The Review
- Type: Daily newspaper
- Format: Broadsheet
- Owner(s): Ogden Newspapers
- Publisher: Tammie McIntosh
- Editor: J.D. Creer
- Founded: 1879; 146 years ago
- Headquarters: 210 East Fourth Street East Liverpool, Ohio 43920 United States
- Circulation: 4,000 (Daily and Sunday)
- Website: reviewonline.com

= The Review (East Liverpool) =

Daily newspaper in East Liverpool, Ohio

The Review is an American daily newspaper based in East Liverpool, Ohio. It is published by Ogden Newspapers and reports on the city as well as the vicinity in Columbiana County, Ohio, and Hancock County, West Virginia.

==History==
The paper was founded in 1879 by former Pittsburgh Gazette city editor William McCord as a weekly paper called The Saturday Review, launching on October 29 of that year.

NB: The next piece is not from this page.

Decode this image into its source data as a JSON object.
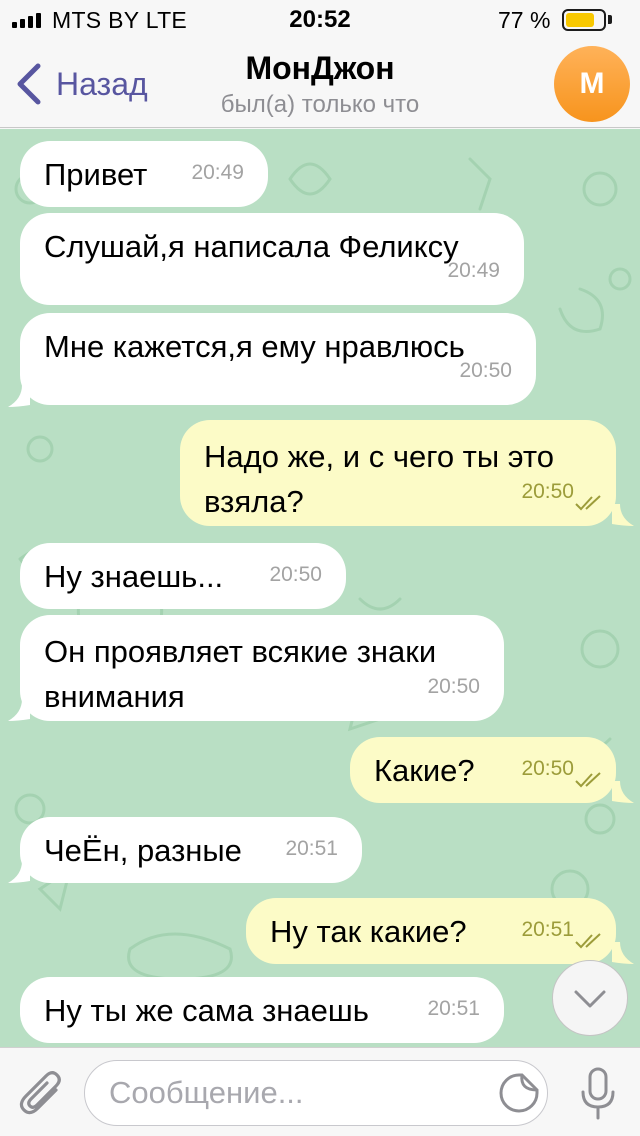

In 1885, the paper increased its publication to a daily basis, a frequency the paper maintains to the present. Following this change, the paper was retitled The Evening News Review.

In 1904, this was shortened to The Evening Review and by the 1930s, the paper had been retitled as the East Liverpool Review. Today, the paper is simply called The Review and is owned by Ogden Newspapers.